Quantum Links and GEnies
My friend Robert is taking a MOOC on Internet History, and one of his assignments was to write up a personal internet history. Reading his confirmed that I’ve been a big ole geek for a long time. Plus, it sounded like fun, so I decided to write up one of my own.
But the first I have to change the parameters, because my history with the internet would barely tell the true story. I didn’t really discover the internet until the early 90s, but I was online starting in the mid 80s. Originally, I had been waiting for the computer add-on that was promised for the Atari 2600, but when that turned out to be vaporware, my first computer was a Commodore 64. I think that was 1985, when I was in sixth grade.
Eventually, I added on a 300 baud modem and began investigating the online services available at the time. Compuserve was popular across platforms, and I used it briefly, but it did not take advantage of the Commodore 64’s superior graphical capabilities (for the time, it really rocked those 64 bits). Quantum Link, or Q-Link as it was known, was the C64’s exclusive online service. The internet was still mostly an educational network, so these online services were walled gardens, but other than the universal connectivity, they had all of the hallmarks of later internet applications. There were chat rooms, where I first discovered emoticons and LOLs. There was e-mail. There were even online games, including a precursor to MMOs developed by Lucasfilm Games.

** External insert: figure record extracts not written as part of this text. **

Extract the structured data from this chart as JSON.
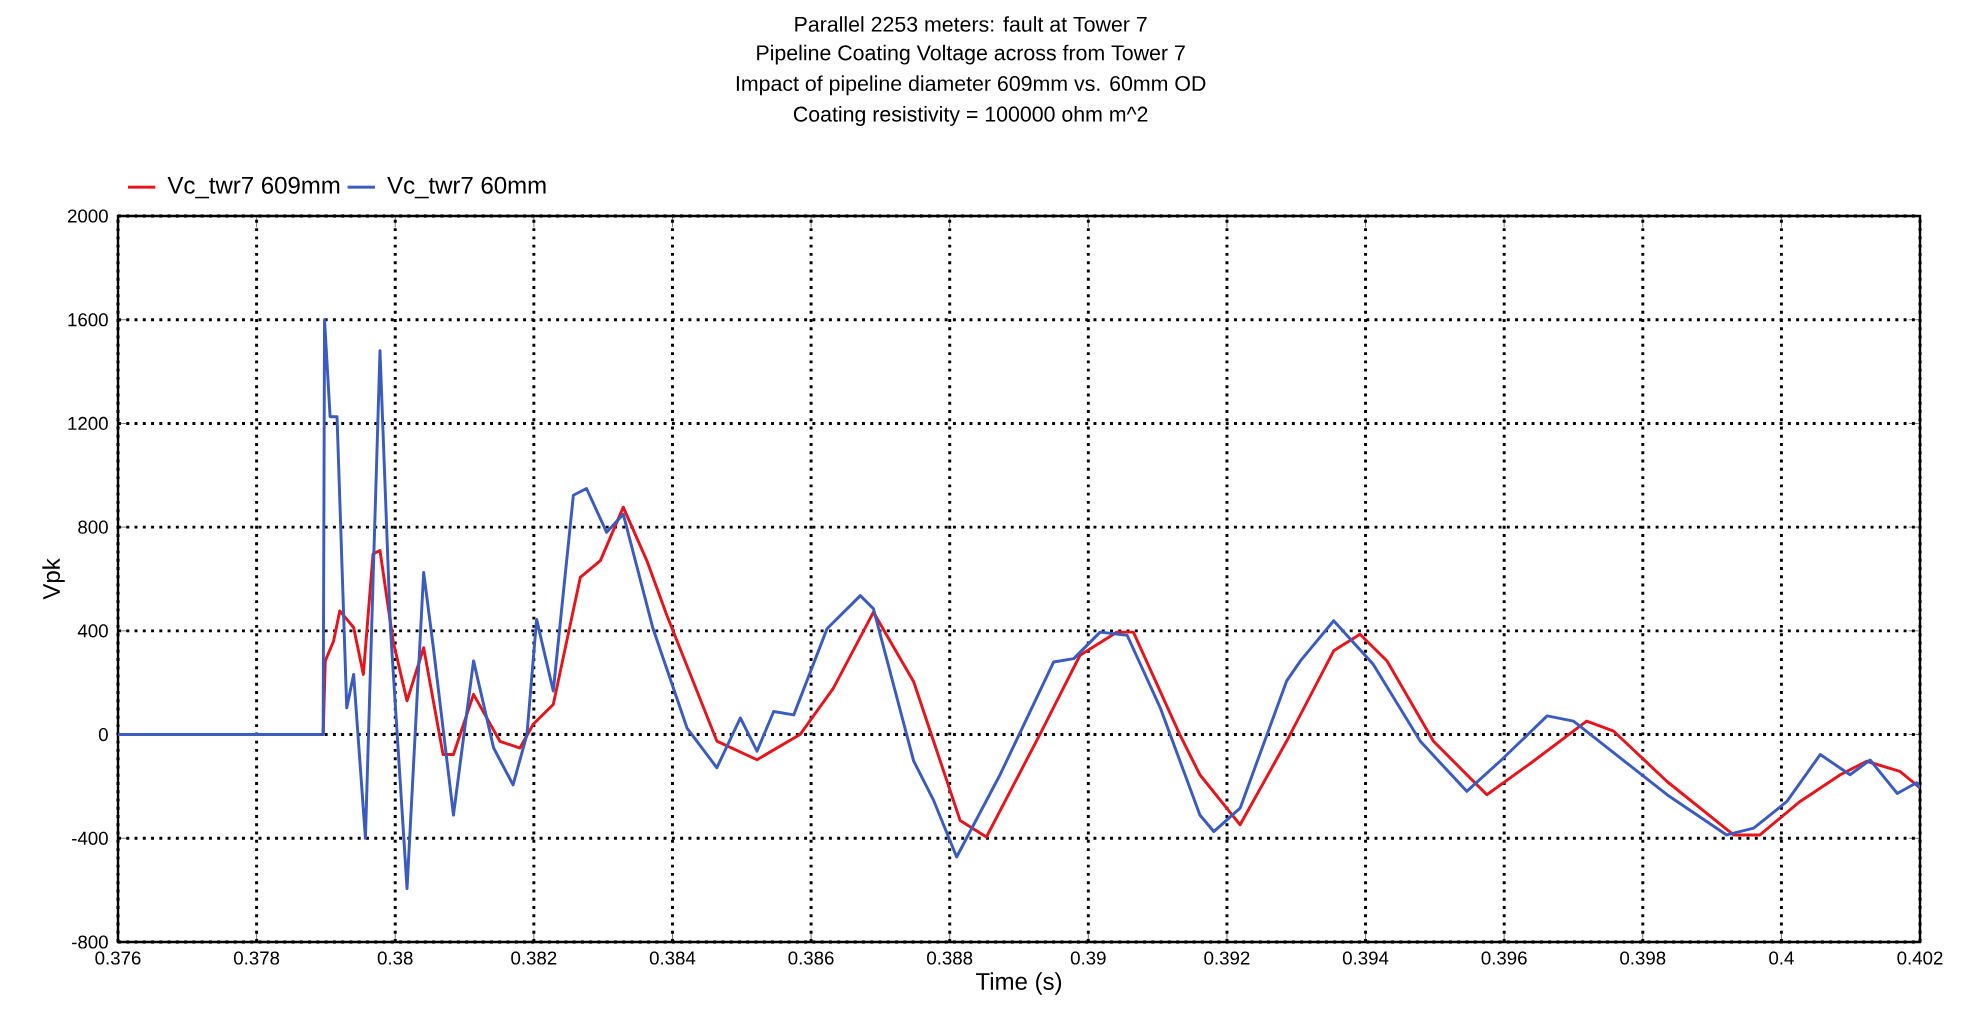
{
  "chart_data": {
    "type": "line",
    "title": "Parallel 2253 meters: fault at Tower 7",
    "subtitle": "Pipeline Coating Voltage across from Tower 7",
    "annotations": [
      "Impact of pipeline diameter 609mm vs. 60mm OD",
      "Coating resistivity = 100000 ohm m^2"
    ],
    "xlabel": "Time (s)",
    "ylabel": "Vpk",
    "xlim": [
      0.376,
      0.402
    ],
    "xticks": [
      0.376,
      0.378,
      0.38,
      0.382,
      0.384,
      0.386,
      0.388,
      0.39,
      0.392,
      0.394,
      0.396,
      0.398,
      0.4,
      0.402
    ],
    "ylim": [
      -800,
      2000
    ],
    "yticks": [
      -800,
      -400,
      0,
      400,
      800,
      1200,
      1600,
      2000
    ],
    "grid": true,
    "legend": "top left",
    "marker": "none",
    "line_style": "solid",
    "series": [
      {
        "name": "Vc_twr7 609mm",
        "color": "#e8141c",
        "x": [
          0.376,
          0.37896,
          0.37899,
          0.37911,
          0.3792,
          0.3794,
          0.37954,
          0.37968,
          0.37978,
          0.37997,
          0.38017,
          0.38041,
          0.38069,
          0.38084,
          0.38113,
          0.38151,
          0.3818,
          0.38199,
          0.38228,
          0.38267,
          0.38296,
          0.38329,
          0.38363,
          0.38392,
          0.38464,
          0.38522,
          0.38584,
          0.38632,
          0.3869,
          0.38748,
          0.38815,
          0.38853,
          0.3893,
          0.38988,
          0.39041,
          0.39065,
          0.39132,
          0.39161,
          0.39219,
          0.39286,
          0.39354,
          0.39392,
          0.39431,
          0.39498,
          0.39575,
          0.39642,
          0.39719,
          0.39758,
          0.39835,
          0.39931,
          0.39969,
          0.40027,
          0.40085,
          0.40123,
          0.40171,
          0.402
        ],
        "values": [
          0,
          0,
          284,
          360,
          477,
          413,
          232,
          697,
          710,
          360,
          130,
          335,
          -77,
          -77,
          155,
          -26,
          -52,
          40,
          116,
          606,
          671,
          877,
          671,
          459,
          -25,
          -97,
          0,
          178,
          472,
          204,
          -331,
          -395,
          0,
          306,
          395,
          395,
          0,
          -155,
          -348,
          -26,
          323,
          387,
          284,
          -26,
          -232,
          -103,
          52,
          13,
          -181,
          -387,
          -387,
          -258,
          -155,
          -103,
          -142,
          -206
        ]
      },
      {
        "name": "Vc_twr7 60mm",
        "color": "#3a5bbf",
        "x": [
          0.376,
          0.37896,
          0.37898,
          0.37906,
          0.37916,
          0.3793,
          0.3794,
          0.37957,
          0.37968,
          0.37978,
          0.37993,
          0.38017,
          0.38041,
          0.38055,
          0.38084,
          0.38113,
          0.38142,
          0.3817,
          0.3819,
          0.38204,
          0.38228,
          0.38257,
          0.38276,
          0.38305,
          0.38329,
          0.38372,
          0.38421,
          0.38464,
          0.38498,
          0.38522,
          0.38546,
          0.38575,
          0.38623,
          0.38671,
          0.3869,
          0.38748,
          0.38777,
          0.3881,
          0.38873,
          0.3895,
          0.38979,
          0.39017,
          0.39056,
          0.39104,
          0.39161,
          0.39181,
          0.39219,
          0.39286,
          0.39306,
          0.39354,
          0.39411,
          0.39479,
          0.39546,
          0.39594,
          0.39662,
          0.397,
          0.39835,
          0.39921,
          0.3996,
          0.40008,
          0.40056,
          0.40099,
          0.40128,
          0.40167,
          0.40195,
          0.402
        ],
        "values": [
          0,
          0,
          1600,
          1226,
          1226,
          103,
          232,
          -400,
          594,
          1480,
          413,
          -594,
          625,
          335,
          -310,
          284,
          -52,
          -194,
          0,
          444,
          168,
          923,
          949,
          780,
          850,
          408,
          25,
          -128,
          64,
          -64,
          89,
          76,
          408,
          536,
          485,
          -102,
          -255,
          -472,
          -153,
          280,
          293,
          395,
          383,
          102,
          -310,
          -374,
          -284,
          206,
          284,
          439,
          271,
          -26,
          -219,
          -103,
          72,
          52,
          -232,
          -387,
          -361,
          -258,
          -77,
          -155,
          -98,
          -227,
          -186,
          -206
        ]
      }
    ]
  }
}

Late in high school, after an attempt to ride the Commodore wave into the C128, I gave up and joined the IBM clone (aka PC) tidal wave and got a 386. The next service I ended up on was GEnie. It was no-frills compared with Q-Link, but that was where I first delved into online forums. Their RoundTables had a roster of users who were like a Who’s Who of the science fiction world. Through the forums, I saw an interesting post where J. Michael Straczynski was teasing a show he called TWCNBN (That Which CanNot Be Named), which turned out to be Babylon 5. It’s also where I began to discover the knowledge base that develops around a large number of dedicated users being networked. There were in depth episode lists and analyses of cult television shows like Twin Peaks that would not have existed outside of fanzines several years earlier. So, yeah, when all the Lost-heads were scouring the episodes and gathering on forums to discuss their theories, I had a flashback to Twin Peaks twenty years earlier.
Concurrently to the big commercial online services, I began using local Bulletin Board Systems (BBSs). These could do most of the things that the larger services did, only in a smaller pond. However, I mostly used them to download things. I didn’t get much into illegal warez, but I download quite a bit of shareware–the indie gaming development scene of the day. Most of them didn’t get much play, except for a multiplayer space conquest game called Anacreon, and the shooter Wolfenstein 3D which was the template for a little game known as Doom.
My first introductions to the actual internet were not auspicious. I think I was a freshman in college when I tried to TCP/IP for the first time and encountered an impenetrable wall of UNIX commands. I gave up pretty quickly. Later, GEnie introduced the Lynx text browser to interact with the burgeoning web. An all text web is quite a different experience than what we’ve got today. So I didn’t spend much time with that.
It wasn’t until Netscape came barreling onto the scene that I came fully onto the modern internet. And frankly, the whole thing is a blur and I don’t remember much about the transition. It seemed like one day “online” and “networks” were the stuff of nerds and science fiction, and the next, advertisers were sticking their urls all over their commercials. Suddenly, everything I’d done before on small networks was blown open, and could easily be accessed on the one ginormous internet. The walled garden networks still puttered along, the most popular AOL, becoming hugely successful before crashing under the new open model.
The one thing that the World Wide Web introduced that was utterly new was easy search. Before, I would have combed through multiple files or fora to find a bit of information. Then, with the advent of AltaVista and soon Google, I could find whatever struck my fancy with a few keystrokes. Like how I’ve fact-checked this post constantly as I’ve been writing it. Impossible when I was in high school, now simply a fact of life. It’s weird living in the future. Of course, I’ve been priming myself for the future since roughly 1985, so I’ve had a little head start.